Cystic Fibrosis and Airways Microbiology Research Group, School of Medicine, Dentistry, and Biomedical Sciences, Queen's University Belfast, Belfast, United Kingdom.
Am J Respir Crit Care Med. 2013 May 15;187(10):1118-26. doi: 10.1164/rccm.201210-1937OC.
Characterization of bacterial populations in infectious respiratory diseases will provide improved understanding of the relationship between the lung microbiota, disease pathogenesis, and treatment outcomes.
To comprehensively define lung microbiota composition during stable disease and exacerbation in patients with bronchiectasis.
Sputum was collected from patients when clinically stable and before and after completion of antibiotic treatment of exacerbations. Bacterial abundance and community composition were analyzed using anaerobic culture and 16S rDNA pyrosequencing.
In clinically stable patients, aerobic and anaerobic bacteria were detected in 40 of 40 (100%) and 33 of 40 (83%) sputum samples, respectively. The dominant organisms cultured were Pseudomonas aeruginosa (n = 10 patients), Haemophilus influenzae (n = 12), Prevotella (n = 18), and Veillonella (n = 13). Pyrosequencing generated more than 150,000 sequences, representing 113 distinct microbial taxa; the majority of observed community richness resulted from taxa present in low abundance with similar patterns of phyla distribution in clinically stable patients and patients at the onset of exacerbation. After treatment of exacerbation, there was no change in total (P = 0.925), aerobic (P = 0.917), or anaerobic (P = 0.683) load and only a limited shift in community composition. Agreement for detection of bacteria by culture and pyrosequencing was good for aerobic bacteria such as P. aeruginosa (κ = 0.84) but poorer for other genera including anaerobes. Lack of agreement was largely due to bacteria being detected by pyrosequencing but not by culture.

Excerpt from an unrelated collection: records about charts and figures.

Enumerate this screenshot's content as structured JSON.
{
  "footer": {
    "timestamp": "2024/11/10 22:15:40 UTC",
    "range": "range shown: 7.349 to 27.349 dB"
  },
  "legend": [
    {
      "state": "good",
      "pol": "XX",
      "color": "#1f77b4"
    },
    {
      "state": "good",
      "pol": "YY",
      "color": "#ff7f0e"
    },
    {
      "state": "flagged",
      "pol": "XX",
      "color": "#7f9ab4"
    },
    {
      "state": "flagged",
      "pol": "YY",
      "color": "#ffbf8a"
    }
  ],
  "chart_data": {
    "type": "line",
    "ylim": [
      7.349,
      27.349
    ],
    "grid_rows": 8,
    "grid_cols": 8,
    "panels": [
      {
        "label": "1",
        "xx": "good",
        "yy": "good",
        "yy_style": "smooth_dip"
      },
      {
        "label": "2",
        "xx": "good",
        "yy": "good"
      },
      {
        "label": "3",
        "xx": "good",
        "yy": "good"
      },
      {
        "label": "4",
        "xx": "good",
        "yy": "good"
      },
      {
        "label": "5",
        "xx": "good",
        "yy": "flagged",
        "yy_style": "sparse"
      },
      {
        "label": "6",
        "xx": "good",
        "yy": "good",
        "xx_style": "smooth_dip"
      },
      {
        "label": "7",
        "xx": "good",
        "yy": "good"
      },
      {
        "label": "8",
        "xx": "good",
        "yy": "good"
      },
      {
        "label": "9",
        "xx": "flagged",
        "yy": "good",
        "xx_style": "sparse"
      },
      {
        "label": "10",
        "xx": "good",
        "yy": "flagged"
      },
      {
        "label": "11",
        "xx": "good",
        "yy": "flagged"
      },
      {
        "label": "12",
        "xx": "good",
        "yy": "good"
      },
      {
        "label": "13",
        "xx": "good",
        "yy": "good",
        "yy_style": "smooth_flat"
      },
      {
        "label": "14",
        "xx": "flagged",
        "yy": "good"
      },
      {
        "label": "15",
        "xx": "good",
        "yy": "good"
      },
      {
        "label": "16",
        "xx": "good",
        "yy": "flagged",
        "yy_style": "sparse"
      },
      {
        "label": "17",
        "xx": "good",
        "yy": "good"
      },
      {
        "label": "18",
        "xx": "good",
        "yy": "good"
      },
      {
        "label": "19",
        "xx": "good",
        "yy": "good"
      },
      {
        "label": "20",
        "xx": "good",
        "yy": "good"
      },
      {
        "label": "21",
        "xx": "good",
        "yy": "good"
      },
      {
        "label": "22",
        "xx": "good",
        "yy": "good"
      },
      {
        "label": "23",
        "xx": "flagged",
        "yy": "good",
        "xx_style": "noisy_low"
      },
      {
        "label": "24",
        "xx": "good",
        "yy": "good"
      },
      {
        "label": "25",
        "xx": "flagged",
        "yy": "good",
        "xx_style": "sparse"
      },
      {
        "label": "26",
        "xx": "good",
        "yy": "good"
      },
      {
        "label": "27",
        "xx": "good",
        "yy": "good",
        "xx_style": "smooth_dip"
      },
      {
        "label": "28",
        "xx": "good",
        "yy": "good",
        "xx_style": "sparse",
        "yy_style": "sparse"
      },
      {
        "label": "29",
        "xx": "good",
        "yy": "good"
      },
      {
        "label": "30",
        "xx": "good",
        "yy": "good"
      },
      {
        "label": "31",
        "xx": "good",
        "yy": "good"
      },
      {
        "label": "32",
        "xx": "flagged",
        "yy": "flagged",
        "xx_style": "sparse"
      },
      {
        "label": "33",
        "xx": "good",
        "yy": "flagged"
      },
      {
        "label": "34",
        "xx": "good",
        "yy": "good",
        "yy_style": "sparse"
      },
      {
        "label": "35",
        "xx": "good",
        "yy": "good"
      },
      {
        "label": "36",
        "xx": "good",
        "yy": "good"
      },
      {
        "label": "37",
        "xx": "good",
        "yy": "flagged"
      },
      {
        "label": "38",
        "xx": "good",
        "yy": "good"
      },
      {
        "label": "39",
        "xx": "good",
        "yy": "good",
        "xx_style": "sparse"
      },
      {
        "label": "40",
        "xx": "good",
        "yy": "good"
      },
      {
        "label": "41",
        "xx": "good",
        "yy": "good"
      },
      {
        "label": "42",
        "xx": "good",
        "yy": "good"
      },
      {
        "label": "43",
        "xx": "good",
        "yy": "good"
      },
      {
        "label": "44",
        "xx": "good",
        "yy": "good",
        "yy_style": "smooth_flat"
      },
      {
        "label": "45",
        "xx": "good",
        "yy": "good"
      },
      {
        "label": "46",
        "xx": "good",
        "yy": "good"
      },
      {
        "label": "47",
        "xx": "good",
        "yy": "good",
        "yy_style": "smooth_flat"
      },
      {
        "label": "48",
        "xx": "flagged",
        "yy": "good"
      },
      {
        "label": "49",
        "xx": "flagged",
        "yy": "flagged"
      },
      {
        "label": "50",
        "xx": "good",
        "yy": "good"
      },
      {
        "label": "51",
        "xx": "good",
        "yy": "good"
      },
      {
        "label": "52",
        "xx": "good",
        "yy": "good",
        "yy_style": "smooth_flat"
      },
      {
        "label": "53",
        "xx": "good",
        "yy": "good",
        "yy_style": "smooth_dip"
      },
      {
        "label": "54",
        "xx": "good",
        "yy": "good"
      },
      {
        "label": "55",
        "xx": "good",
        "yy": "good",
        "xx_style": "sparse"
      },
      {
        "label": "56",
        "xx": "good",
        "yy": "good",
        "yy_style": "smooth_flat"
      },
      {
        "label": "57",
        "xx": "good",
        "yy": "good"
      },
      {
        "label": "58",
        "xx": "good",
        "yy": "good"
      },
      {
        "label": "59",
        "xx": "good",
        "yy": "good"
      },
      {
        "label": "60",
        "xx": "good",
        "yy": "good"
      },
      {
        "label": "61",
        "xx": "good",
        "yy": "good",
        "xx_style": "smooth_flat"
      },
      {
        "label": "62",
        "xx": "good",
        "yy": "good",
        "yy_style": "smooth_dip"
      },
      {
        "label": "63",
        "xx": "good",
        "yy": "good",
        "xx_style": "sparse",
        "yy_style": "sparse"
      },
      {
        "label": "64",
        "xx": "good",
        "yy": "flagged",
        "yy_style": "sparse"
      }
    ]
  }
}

A complex microbiota is present in the lungs of patients with bronchiectasis and remains stable through treatment of exacerbations, suggesting that changes in microbiota composition do not account for exacerbations.
对感染性呼吸道疾病中细菌种群的特征进行描述,将有助于我们更好地理解肺部微生物群、疾病发病机制和治疗结果之间的关系。
全面描述支气管扩张症患者在疾病稳定期和加重期时肺部微生物群的组成。
当患者临床状况稳定时、以及在加重期抗生素治疗前后采集其痰液样本。使用厌氧培养和 16S rDNA 焦磷酸测序分析细菌丰度和群落组成。
在临床稳定的患者中,40 份痰液样本(100%)中分别检测到需氧菌和厌氧菌,33 份(83%)样本中可培养出细菌。培养出的主要病原体包括铜绿假单胞菌(10 例患者)、流感嗜血杆菌(12 例)、普雷沃氏菌属(18 例)和韦荣球菌属(13 例)。焦磷酸测序产生了 150000 多个序列,代表了 113 个不同的微生物类群;观察到的群落丰富度主要来自低丰度的分类群,且在临床稳定患者和加重期患者中具有相似的菌群分布模式。加重期治疗后,总负荷(P = 0.925)、需氧菌(P = 0.917)或厌氧菌(P = 0.683)均无变化,群落组成也仅有有限的变化。培养和焦磷酸测序检测细菌的一致性很好,如铜绿假单胞菌(κ = 0.84),但对于其他属(包括厌氧菌)的一致性较差。一致性差主要是由于某些细菌可通过焦磷酸测序检测到,但不能通过培养检测到。
支气管扩张症患者肺部存在复杂的微生物群,且在加重期治疗过程中保持稳定,这表明微生物群组成的变化不是加重的原因。